ECLI:NL:RBDHA:2021:16936
Rechtbank Den Haag
- Voorlopige voorziening
- Rechtspraak.nl
Afwijzing verzoek voorlopige voorziening asielaanvraag met verwijzing naar verantwoordelijkheidsbeginsel Roemenië
In deze zaak heeft de voorzieningenrechter van de Rechtbank Den Haag op 21 september 2021 uitspraak gedaan in het kader van een verzoek om een voorlopige voorziening. Verzoeker had een aanvraag ingediend voor een verblijfsvergunning asiel voor bepaalde tijd, maar deze aanvraag werd door de Staatssecretaris van Justitie en Veiligheid niet in behandeling genomen. De reden hiervoor was dat Roemenië verantwoordelijk werd geacht voor de behandeling van de asielaanvraag van verzoeker. Verzoeker heeft hiertegen beroep ingesteld en verzocht om een voorlopige voorziening.

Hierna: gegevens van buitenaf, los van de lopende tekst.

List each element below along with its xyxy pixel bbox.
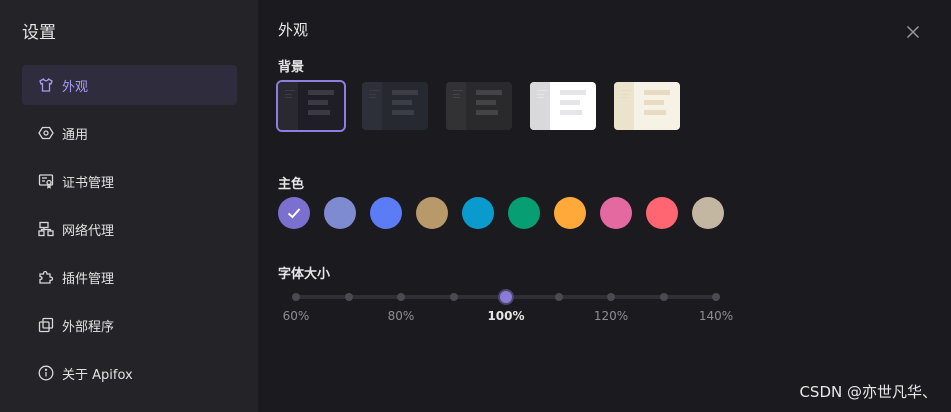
theme-preview-content-line: [476, 110, 498, 115]
slider-tick-label: 140%: [698, 309, 734, 323]
network-icon: [38, 221, 54, 237]
theme-preview-content-line: [560, 100, 580, 105]
sidebar-title: 设置: [22, 23, 56, 43]
primary-color-label: 主色: [278, 177, 305, 192]
theme-preview-nav-line: [285, 94, 292, 95]
theme-preview-content-line: [392, 100, 412, 105]
color-swatch[interactable]: [600, 197, 632, 229]
background-theme-list: [276, 80, 680, 132]
theme-preview-nav-line: [285, 97, 292, 98]
sidebar-item-label: 外部程序: [62, 319, 115, 335]
theme-preview-nav-line: [453, 97, 460, 98]
theme-preview-nav-line: [453, 94, 460, 95]
sidebar-item-label: 外观: [62, 79, 89, 95]
background-label: 背景: [278, 60, 305, 75]
slider-step-dot[interactable]: [712, 293, 720, 301]
sidebar-item-label: 关于 Apifox: [62, 367, 133, 383]
theme-preview-nav-line: [621, 94, 628, 95]
theme-preview-content-line: [476, 100, 496, 105]
sidebar-item-label: 网络代理: [62, 223, 115, 239]
theme-preview-nav-line: [369, 90, 379, 91]
theme-preview-nav-line: [621, 90, 631, 91]
theme-preview-nav-line: [369, 97, 376, 98]
page-title: 外观: [278, 21, 309, 39]
color-swatch[interactable]: [508, 197, 540, 229]
settings-window: 设置 外观 通用 证书管理 网络代理 插件管理 外部程序 关于 Apifox 外…: [0, 0, 951, 412]
close-button[interactable]: [904, 23, 922, 41]
sidebar-item-appearance[interactable]: 外观: [22, 65, 237, 105]
sidebar-item-network-proxy[interactable]: 网络代理: [22, 209, 237, 249]
slider-step-dot[interactable]: [449, 293, 458, 301]
watermark: CSDN @亦世凡华、: [799, 383, 937, 401]
slider-step-dot[interactable]: [397, 293, 405, 301]
theme-preview-content-line: [644, 110, 666, 115]
sidebar-item-general[interactable]: 通用: [22, 113, 237, 153]
color-swatch[interactable]: [370, 197, 402, 229]
theme-card-cream[interactable]: [614, 82, 680, 130]
theme-preview-content-line: [644, 100, 664, 105]
hexagon-icon: [38, 125, 54, 141]
theme-preview-nav-line: [537, 90, 547, 91]
theme-preview-content-line: [560, 90, 586, 95]
slider-step-dot[interactable]: [554, 293, 563, 301]
color-swatch[interactable]: [462, 197, 494, 229]
theme-preview-content-line: [308, 110, 330, 115]
sidebar-item-certificates[interactable]: 证书管理: [22, 161, 237, 201]
check-icon: [287, 208, 301, 219]
primary-color-list: [278, 197, 724, 229]
puzzle-icon: [38, 269, 54, 285]
theme-preview-content-line: [392, 110, 414, 115]
slider-handle[interactable]: [500, 291, 512, 303]
sidebar-nav: 外观 通用 证书管理 网络代理 插件管理 外部程序 关于 Apifox: [22, 65, 237, 401]
certificate-icon: [38, 173, 54, 189]
theme-preview-content-line: [476, 90, 502, 95]
color-swatch[interactable]: [554, 197, 586, 229]
theme-preview-nav-line: [369, 94, 376, 95]
slider-tick-label: 120%: [593, 309, 629, 323]
slider-step-dot[interactable]: [659, 293, 668, 301]
theme-preview-content-line: [308, 100, 328, 105]
font-size-slider[interactable]: 60% 80% 100% 120% 140%: [283, 291, 733, 337]
sidebar-item-plugins[interactable]: 插件管理: [22, 257, 237, 297]
slider-step-dot[interactable]: [344, 293, 353, 301]
theme-card-dark-purple[interactable]: [276, 80, 346, 132]
theme-card-light[interactable]: [530, 82, 596, 130]
sidebar: 设置 外观 通用 证书管理 网络代理 插件管理 外部程序 关于 Apifox: [0, 0, 258, 412]
color-swatch[interactable]: [278, 197, 310, 229]
slider-step-dot[interactable]: [607, 293, 615, 301]
slider-tick-label: 100%: [487, 309, 525, 323]
font-size-label: 字体大小: [278, 267, 331, 282]
theme-preview-content-line: [644, 90, 670, 95]
settings-content: 外观 背景 主色 字体大小 60% 80% 100% 120% 140%: [258, 0, 951, 412]
color-swatch[interactable]: [416, 197, 448, 229]
theme-preview-content-line: [308, 90, 334, 95]
sidebar-item-label: 插件管理: [62, 271, 115, 287]
theme-preview-nav-line: [621, 97, 628, 98]
sidebar-item-label: 证书管理: [62, 175, 115, 191]
theme-preview-nav-line: [537, 94, 544, 95]
theme-preview-content-line: [560, 110, 582, 115]
slider-step-dot[interactable]: [292, 293, 300, 301]
theme-preview-nav-line: [285, 90, 295, 91]
color-swatch[interactable]: [646, 197, 678, 229]
color-swatch[interactable]: [692, 197, 724, 229]
theme-card-dark-slate[interactable]: [362, 82, 428, 130]
color-swatch[interactable]: [324, 197, 356, 229]
theme-card-dark-gray[interactable]: [446, 82, 512, 130]
theme-preview-nav-line: [537, 97, 544, 98]
slider-tick-label: 80%: [387, 309, 415, 323]
theme-preview-content-line: [392, 90, 418, 95]
sidebar-item-about[interactable]: 关于 Apifox: [22, 353, 237, 393]
sidebar-item-label: 通用: [62, 127, 89, 143]
theme-preview-nav-line: [453, 90, 463, 91]
slider-tick-label: 60%: [282, 309, 310, 323]
windows-icon: [38, 317, 54, 333]
close-icon: [907, 26, 919, 38]
sidebar-item-external-programs[interactable]: 外部程序: [22, 305, 237, 345]
info-icon: [38, 365, 54, 381]
shirt-icon: [38, 77, 54, 93]
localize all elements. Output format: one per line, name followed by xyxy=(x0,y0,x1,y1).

De zitting vond plaats op 14 september 2021, waarbij verzoeker werd bijgestaan door zijn gemachtigde, mr. A.H. Hekman, en een tolk, A. Karim. De Staatssecretaris werd vertegenwoordigd door mr. AM.H. van de Wal. Tijdens de zitting werd ook een andere zaak, NL21.13434, behandeld. De voorzieningenrechter heeft in deze uitspraak geoordeeld dat, gezien de uitspraak in de andere zaak, een voorlopige voorziening niet meer nodig was. Daarom werd het verzoek om een voorlopige voorziening afgewezen.
De voorzieningenrechter heeft ook overwogen dat er geen aanleiding was voor een proceskostenveroordeling. De uitspraak werd openbaar gemaakt op rechtspraak.nl en er staat geen hoger beroep of verzet open tegen deze beslissing.